Effective communication is essential for safe handovers, as well as being an ethical duty. In paragraph 44 of Good medical practice (2013), the GMC states that doctors "must contribute to the safe transfer of patients between healthcare providers". It specifically requires them to "share all relevant information with colleagues involved in your patients' care within and outside of the team, including when you hand over care as you go off duty" and to "check, where practical, that a named clinician or team has taken over responsibility when your role in providing a patient's care has ended."
To his credit, the ST1 already accepted he was at fault for leaving the shift without talking to another doctor about the tests and ensuring they would follow this up in his absence. He should now be open and honest with his consultant about what had happened and contribute to any inquiry into the adverse incident, in line with paragraph 23 of Good medical practice (2013). He should also apologise to the patient and their family if he has the opportunity.

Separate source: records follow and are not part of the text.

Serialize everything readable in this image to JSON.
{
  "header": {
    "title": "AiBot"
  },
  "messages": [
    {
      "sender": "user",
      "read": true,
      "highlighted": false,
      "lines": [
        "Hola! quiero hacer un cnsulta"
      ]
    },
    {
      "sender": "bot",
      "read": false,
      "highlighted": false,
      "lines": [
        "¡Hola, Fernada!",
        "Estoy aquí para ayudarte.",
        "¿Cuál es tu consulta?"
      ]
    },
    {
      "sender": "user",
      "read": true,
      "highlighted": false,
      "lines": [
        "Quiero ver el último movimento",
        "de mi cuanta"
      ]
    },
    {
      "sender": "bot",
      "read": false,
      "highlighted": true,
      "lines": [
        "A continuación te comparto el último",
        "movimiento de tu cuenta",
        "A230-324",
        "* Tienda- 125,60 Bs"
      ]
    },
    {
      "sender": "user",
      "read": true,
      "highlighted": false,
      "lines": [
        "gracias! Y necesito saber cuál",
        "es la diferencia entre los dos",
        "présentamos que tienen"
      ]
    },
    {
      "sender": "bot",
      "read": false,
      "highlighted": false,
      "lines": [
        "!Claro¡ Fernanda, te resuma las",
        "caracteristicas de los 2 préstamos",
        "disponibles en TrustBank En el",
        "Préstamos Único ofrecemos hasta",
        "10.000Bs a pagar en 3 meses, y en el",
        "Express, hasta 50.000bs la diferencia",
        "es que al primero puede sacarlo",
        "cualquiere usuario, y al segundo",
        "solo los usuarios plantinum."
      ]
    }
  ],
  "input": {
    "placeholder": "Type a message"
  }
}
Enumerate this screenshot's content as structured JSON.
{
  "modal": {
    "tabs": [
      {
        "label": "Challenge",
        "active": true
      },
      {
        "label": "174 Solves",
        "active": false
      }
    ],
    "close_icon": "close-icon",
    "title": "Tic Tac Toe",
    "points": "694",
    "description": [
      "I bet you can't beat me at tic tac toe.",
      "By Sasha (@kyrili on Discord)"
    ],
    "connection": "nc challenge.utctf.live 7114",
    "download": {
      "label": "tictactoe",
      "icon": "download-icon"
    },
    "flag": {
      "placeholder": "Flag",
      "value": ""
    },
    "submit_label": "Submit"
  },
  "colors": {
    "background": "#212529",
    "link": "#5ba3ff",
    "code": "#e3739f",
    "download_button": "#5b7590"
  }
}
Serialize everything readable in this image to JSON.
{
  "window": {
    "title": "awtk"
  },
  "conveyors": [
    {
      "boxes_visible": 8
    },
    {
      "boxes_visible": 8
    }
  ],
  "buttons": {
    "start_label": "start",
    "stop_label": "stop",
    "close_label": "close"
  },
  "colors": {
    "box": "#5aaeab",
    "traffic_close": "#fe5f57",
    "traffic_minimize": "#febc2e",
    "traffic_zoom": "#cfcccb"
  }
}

While this could only be limited consolation, the ST1 was not alone. Several studies have shown that rushed, informal handovers are a common factor in SUIs in the UK. The GMC says that doctors in a leadership role have an ethical duty to "make sure that each patient's care is properly co-ordinated and managed" and to "be satisfied that systems are in place to communicate information about patient care". This case showed that the hospital's clinical leaders might need to tighten their management of shift handovers.
The ST1 doctor immediately went to see his consultant and explained what had happened. He co-operated fully with the subsequent hospital investigation, apologising for his part in what went wrong. This insight counted in his favour and while he was reprimanded, the ST1 was allowed to continue in his post. The investigation recognised that the trust's procedures were inadequate and a new handover protocol was implemented, including a checklist to ensure outstanding test results were properly noted and the responsibility assigned. The patient eventually recovered and the hospital formally apologised for the failings which had occurred during his care.